A Chicago lawmaker won’t allow a cannabis store in his district because the ownership group includes 10 former police officers.
Alderman Andre Vasquez said he supports marijuana retail in the 40th Ward but blocked the Kaneh Group’s proposal after residents expressed “a fundamental justice concern” with retired cops selling cannabis, according to the Chicago Tribune.
“I have questions and concerns about people who were paid to arrest people who might still be in jail for selling cannabis,” Vasquez told the Tribune.
“There’s just something fundamentally unfair and unjust about it.”
Vasquez does not plan to request a zoning change Kaneh needs to open its Releaf retail store, which prevents the shop from opening.
Should former police benefit from marijuana social equity?
In 2023, Kaneh won a license via the state’s social equity program, which is intended to help people with low-level marijuana offenses or who come from poor neighborhoods open cannabis businesses.
Kaneh said it still wants to open a dispensary somewhere in Chicago and that its ownership team is “just like any other entrepreneurs that pursue this,” partner Damone Richardson said after Vasquez rejected the zoning request.

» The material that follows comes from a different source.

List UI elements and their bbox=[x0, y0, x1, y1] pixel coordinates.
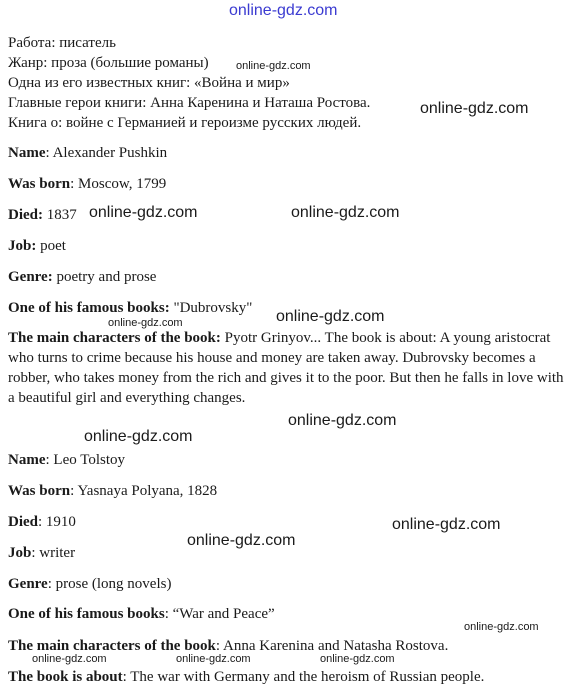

“Our team is comprised of people who have spent decades serving the city being members of their communities,” Richardson said.
“They served their communities for hundreds of years between all of them, so I just feel like it’s their right as citizens to be able to do it.”
The group’s plans included placing 5% of the business into a “community trust” partially controlled by neighborhood residents, which would give them some ownership and profits.
It also wanted to use additional space attached to the building for seminars on specialties like pain management, postmenopausal health and orthopedics.
However, that failed to win over Vasquez’s constituents, roughly half of whom opposed Kaneh’s project, he said.
“My job is to represent our community, and our community had a problem with it,” he told the Tribune.